Marsha, I know nothing about leather bits, but it doesn't seem to me that such would last long. I have one, a simple mullen mouth, but don't recall where I got it...maybe from some friends who got out of showing minis years ago. I expect you should be able to find them in any serious supplier's catalog; call them up and ask; some may not regularly keep them in stock because most mini horse drivers are unaware of them and their proper use. I never used the one I have, because I didn't use an overcheck...hate the things...only used side checks in the show ring after I got a bit wiser(did use an overcheck way back early on, only on the first horse I trained and showed(to AMHA Champion, btw) in Roadster. I can't think of a genuine *reason* to use an overcheck, unless you breed show and are 'required' to. I used a side check in the breed show ring because it was required; otherwise, only lightly so they would 'self-correct' if trying to snatch a bite of grass. It actually is NOT correct to attach an overcheck to the regular bit; it sends confusing signals, at the very least. That said, if planning to seriously breed show, and properly use a check bit, give the horse PLENTY of time to acclimate to the use and application of the bit.Too often, so-called 'training' of driving minis is rushed and quite incomplete, with the horse 'forced' into a false frame using 'headsets', side reins, then using overchecks and running martingale. Horses end up breaking at the crest, over bent, leaning on the bit (sometimes actually 'pulling' their load with their mouth)with a dropped back and trailing behind....not in a true collected frame, seeking contact with the bit....factors which cannot be RUSHED.


----------



## Strangeaddiction (Oct 21, 2016)

I use a leather overcheck bit (along with most of the people at the barn). They seem to really like the leather vs another metal bit in their mouth. An overcheck vs a side-check work very differently so saying you can use either on any horse I dont believe is true, some horses do better with one vs the other and they do have a time and place. I dont train my horses to rely on them and train with them unhooked most of the time but it is a tool to help us with our driving horses. Since we are not on our back and cannot use our seat and legs (at least that is how I think of it). I don't understand why people are against them, unless they are using them to set their horses head and not actually train them to collect and give to the bit and have impulsion..... If you do go with leather, I get mine from Ozark, I dont like just the rolled piece of leather, I like the one Ozark makes (if they still have it) it is sewn and the leather is shaped to be round and soft.


----------



## Marsha Cassada (Oct 21, 2016)

I have seen that overcheck bit in Ozark and pondered purchasing.
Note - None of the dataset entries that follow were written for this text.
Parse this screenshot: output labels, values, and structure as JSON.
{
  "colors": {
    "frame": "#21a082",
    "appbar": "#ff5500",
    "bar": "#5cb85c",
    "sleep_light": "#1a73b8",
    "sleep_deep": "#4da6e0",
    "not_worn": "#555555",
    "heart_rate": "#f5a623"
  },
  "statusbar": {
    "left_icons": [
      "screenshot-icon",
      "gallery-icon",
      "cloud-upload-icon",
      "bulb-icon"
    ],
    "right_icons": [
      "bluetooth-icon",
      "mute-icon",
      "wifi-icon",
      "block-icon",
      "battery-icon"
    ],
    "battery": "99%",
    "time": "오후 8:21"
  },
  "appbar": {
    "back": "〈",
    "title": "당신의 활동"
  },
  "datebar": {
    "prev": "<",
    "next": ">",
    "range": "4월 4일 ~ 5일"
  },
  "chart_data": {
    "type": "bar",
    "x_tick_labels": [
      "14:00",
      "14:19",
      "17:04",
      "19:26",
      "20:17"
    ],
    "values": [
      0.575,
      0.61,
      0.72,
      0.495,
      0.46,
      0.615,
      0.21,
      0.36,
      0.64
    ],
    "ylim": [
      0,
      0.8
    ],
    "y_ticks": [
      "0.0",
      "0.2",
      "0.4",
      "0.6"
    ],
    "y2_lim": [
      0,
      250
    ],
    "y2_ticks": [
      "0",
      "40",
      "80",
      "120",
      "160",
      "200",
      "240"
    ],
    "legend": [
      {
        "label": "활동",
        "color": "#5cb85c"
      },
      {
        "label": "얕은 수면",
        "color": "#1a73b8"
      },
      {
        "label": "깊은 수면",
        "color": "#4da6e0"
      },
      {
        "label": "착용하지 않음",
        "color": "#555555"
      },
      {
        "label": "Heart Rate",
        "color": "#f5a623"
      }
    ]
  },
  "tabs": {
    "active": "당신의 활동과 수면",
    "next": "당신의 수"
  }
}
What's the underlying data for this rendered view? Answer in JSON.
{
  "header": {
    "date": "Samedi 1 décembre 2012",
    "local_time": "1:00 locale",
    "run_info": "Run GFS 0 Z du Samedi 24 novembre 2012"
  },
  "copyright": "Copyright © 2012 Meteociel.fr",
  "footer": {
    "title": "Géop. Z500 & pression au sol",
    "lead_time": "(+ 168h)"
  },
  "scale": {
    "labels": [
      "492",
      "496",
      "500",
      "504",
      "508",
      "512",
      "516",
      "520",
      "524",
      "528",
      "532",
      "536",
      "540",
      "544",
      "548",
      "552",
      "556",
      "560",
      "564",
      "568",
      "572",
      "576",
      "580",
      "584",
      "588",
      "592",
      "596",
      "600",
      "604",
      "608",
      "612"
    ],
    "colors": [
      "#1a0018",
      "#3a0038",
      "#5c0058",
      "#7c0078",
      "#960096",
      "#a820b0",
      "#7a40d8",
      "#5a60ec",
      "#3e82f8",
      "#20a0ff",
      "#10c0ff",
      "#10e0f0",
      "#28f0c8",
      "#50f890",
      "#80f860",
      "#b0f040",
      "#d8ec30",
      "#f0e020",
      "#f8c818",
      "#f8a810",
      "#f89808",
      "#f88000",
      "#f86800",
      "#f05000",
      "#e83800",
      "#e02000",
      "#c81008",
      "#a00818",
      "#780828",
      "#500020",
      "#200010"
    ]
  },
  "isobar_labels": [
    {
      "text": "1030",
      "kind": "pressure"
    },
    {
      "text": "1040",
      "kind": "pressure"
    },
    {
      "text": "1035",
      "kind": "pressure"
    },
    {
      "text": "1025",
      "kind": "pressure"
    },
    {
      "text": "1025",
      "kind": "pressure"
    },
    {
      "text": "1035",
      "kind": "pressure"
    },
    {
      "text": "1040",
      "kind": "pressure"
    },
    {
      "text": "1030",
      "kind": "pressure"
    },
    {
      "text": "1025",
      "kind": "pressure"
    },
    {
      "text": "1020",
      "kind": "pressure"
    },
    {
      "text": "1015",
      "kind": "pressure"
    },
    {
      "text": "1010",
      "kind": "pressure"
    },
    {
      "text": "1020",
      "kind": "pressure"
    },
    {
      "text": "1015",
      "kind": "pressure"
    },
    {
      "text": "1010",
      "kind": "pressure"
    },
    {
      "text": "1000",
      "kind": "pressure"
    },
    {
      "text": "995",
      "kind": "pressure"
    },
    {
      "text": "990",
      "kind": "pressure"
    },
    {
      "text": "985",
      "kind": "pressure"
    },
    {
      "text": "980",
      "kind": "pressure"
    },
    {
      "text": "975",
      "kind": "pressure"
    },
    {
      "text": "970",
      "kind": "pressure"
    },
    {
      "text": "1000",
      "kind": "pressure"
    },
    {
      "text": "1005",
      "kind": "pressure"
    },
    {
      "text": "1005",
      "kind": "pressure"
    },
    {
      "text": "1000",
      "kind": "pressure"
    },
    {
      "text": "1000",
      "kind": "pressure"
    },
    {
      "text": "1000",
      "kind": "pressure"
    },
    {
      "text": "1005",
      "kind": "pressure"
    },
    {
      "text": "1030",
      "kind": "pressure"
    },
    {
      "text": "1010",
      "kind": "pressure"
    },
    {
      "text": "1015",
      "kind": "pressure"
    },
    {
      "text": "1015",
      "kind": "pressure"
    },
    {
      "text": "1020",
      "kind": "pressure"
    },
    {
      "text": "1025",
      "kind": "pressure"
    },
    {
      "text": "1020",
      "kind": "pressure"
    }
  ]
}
I would need someone to help me adjust it; no one I know personally has been on the same planet with an overcheck bit. I've only seen it used once at a show.

I wonder if it would help my resistant Rowdy? He does get overwhelmed and a little confused with too many signals. Perhaps only having the reins to signal would help him.


----------



## Minimor (Oct 30, 2016)

I only use sidechecks--when I use a check at all, which is rare--and none of my mini bridles came with the extra bit holders. (my big horse driving bridles--the side check ones-- had straps sewn in to attach a check bit to) So--when I use a sidecheck it has to be attached to the driving bit.


----------